Early Review: The Trouble With Vampires by Lynsay Sands (Argeneau #29)


The Trouble with Vampires by Lynsay Sands // VBC ReviewThe Trouble With Vampires (Argeneau #29)
Lynsay Sands
Published: April 23, 2019 (Avon)
Purchase: Book Depository or Amazon
Review source: copy provided by publisher in exchange for an honest review

Reviewed by: Amy

Rating (out of 5): 3.5 stars

Note: While this review will be spoiler free, it will reference events from the previous story arc in the series. If you missed it, check out VBC’s review of Runaway Vampire.

The last thing Santo Notte expects to find when he’s called away to investigate a possible sighting of the dreaded Dr. Dressler is to come across his life mate. Even more unexpected is the fact that she’s already familiar with Immortals.

Petronella “Pet” Stone is babysitting her nephew while her sister and brother-in-law are both out of town when she crosses paths with a group of Immortals renting the house next door. Not only is this a shocker, but it also brings up memories of a traumatic past. Knowing nothing about life mates, her feelings are further tangled up with the attraction she has for Santo.

As the investigation into the reappearance of Dr. Dressler proceeds, Santo and Pet will have to reconcile their own traumas and figure out if they can have a future.

This time around, I liked that Lynsay Sands gives us a mortal that is already familiar with the Immortal world.

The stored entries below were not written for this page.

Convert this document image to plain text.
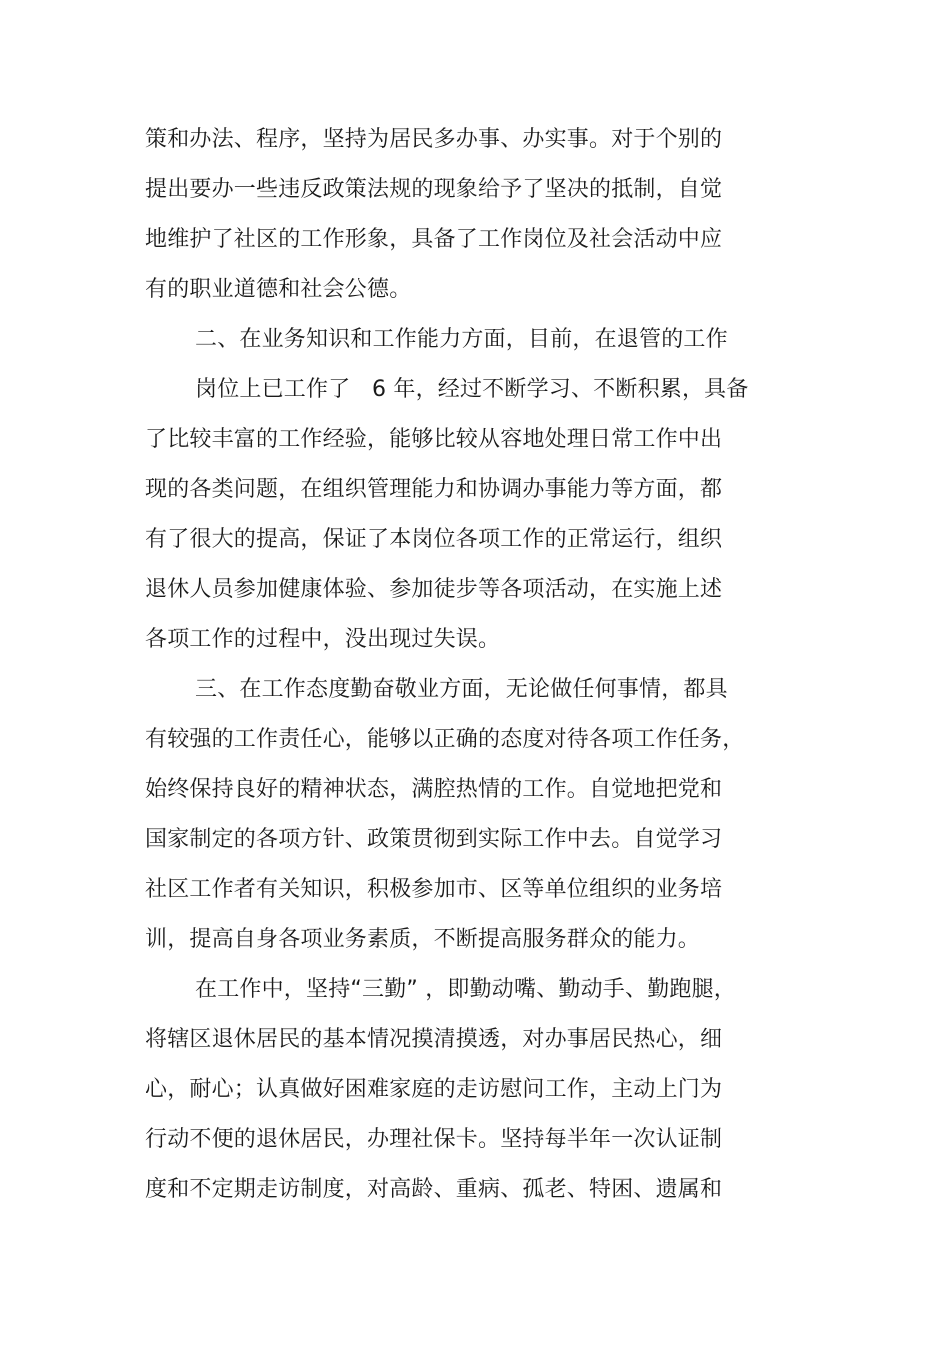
策和办法、程序，坚持为居民多办事、办实事。对于个别的
提出要办一些违反政策法规的现象给予了坚决的抵制，自觉
地维护了社区的工作形象，具备了工作岗位及社会活动中应
有的职业道德和社会公德。
二、在业务知识和工作能力方面，目前，在退管的工作
岗位上已工作了   6 年，经过不断学习、不断积累，具备
了比较丰富的工作经验，能够比较从容地处理日常工作中出
现的各类问题，在组织管理能力和协调办事能力等方面，都
有了很大的提高，保证了本岗位各项工作的正常运行，组织
退休人员参加健康体验、参加徒步等各项活动，在实施上述
各项工作的过程中，没出现过失误。
三、在工作态度勤奋敬业方面，无论做任何事情，都具
有较强的工作责任心，能够以正确的态度对待各项工作任务，
始终保持良好的精神状态，满腔热情的工作。自觉地把党和
国家制定的各项方针、政策贯彻到实际工作中去。自觉学习
社区工作者有关知识，积极参加市、区等单位组织的业务培
训，提高自身各项业务素质，不断提高服务群众的能力。
在工作中，坚持“三勤” ，即勤动嘴、勤动手、勤跑腿，
将辖区退休居民的基本情况摸清摸透，对办事居民热心，细
心，耐心；认真做好困难家庭的走访慰问工作，主动上门为
行动不便的退休居民，办理社保卡。坚持每半年一次认证制
度和不定期走访制度，对高龄、重病、孤老、特困、遗属和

What I liked even better, though, was that this didn’t just make the whole life mate process go any easier for Santo as they suffer some miscommunication when they begin to learn about one another. It says a lot about how we communicate with one another, especially when trying to reconcile our lives after an incident that hasn’t necessarily left a physical scar, but a scar on one’s psyche.

Pet embodies the quote “though she be but little, she is fierce” and is a reminder that strength (of mind and body) does not rest on stature. Despite others around her wanting to keep the past buried, Pet has faced it enough that she’s able to move forward with her life and isn’t constrained by what happened.

Santo, on the other hand, being everything big and burly, exemplifying true physical strength, has kept the past buried too long (he is around 3,000 years old) and with the acknowledgement that their trauma is something they have in common, it’s clear that his past still haunts him.

While I appreciate the clear contrast between how Santo and Pet each handle their feelings, I really wanted more depth to the characters. Pet’s issues are the focus, and while we are aware of Santo’s, the conflict they inevitably cause between the pair felt more tacked onto the end in a rushed kind of way. I felt like it could have been developed a little more throughout the story.

I also found myself kind of interested with the return of Dressler who we last saw escaping in Immortal Unchained, but as anyone familiar with the series knows, oftentimes these types of story arcs develop over the course of a few books as, obviously, the standalone romance takes center stage. I wish in this case there was a more clear-cut path leading readers into the next book. There were a few things learned in The Trouble With Vampires—especially the information we learn surrounding Pet’s familiarity with Immortals—that I could see explored somewhere down the line, but with such a large cast of characters who knows when that might happen.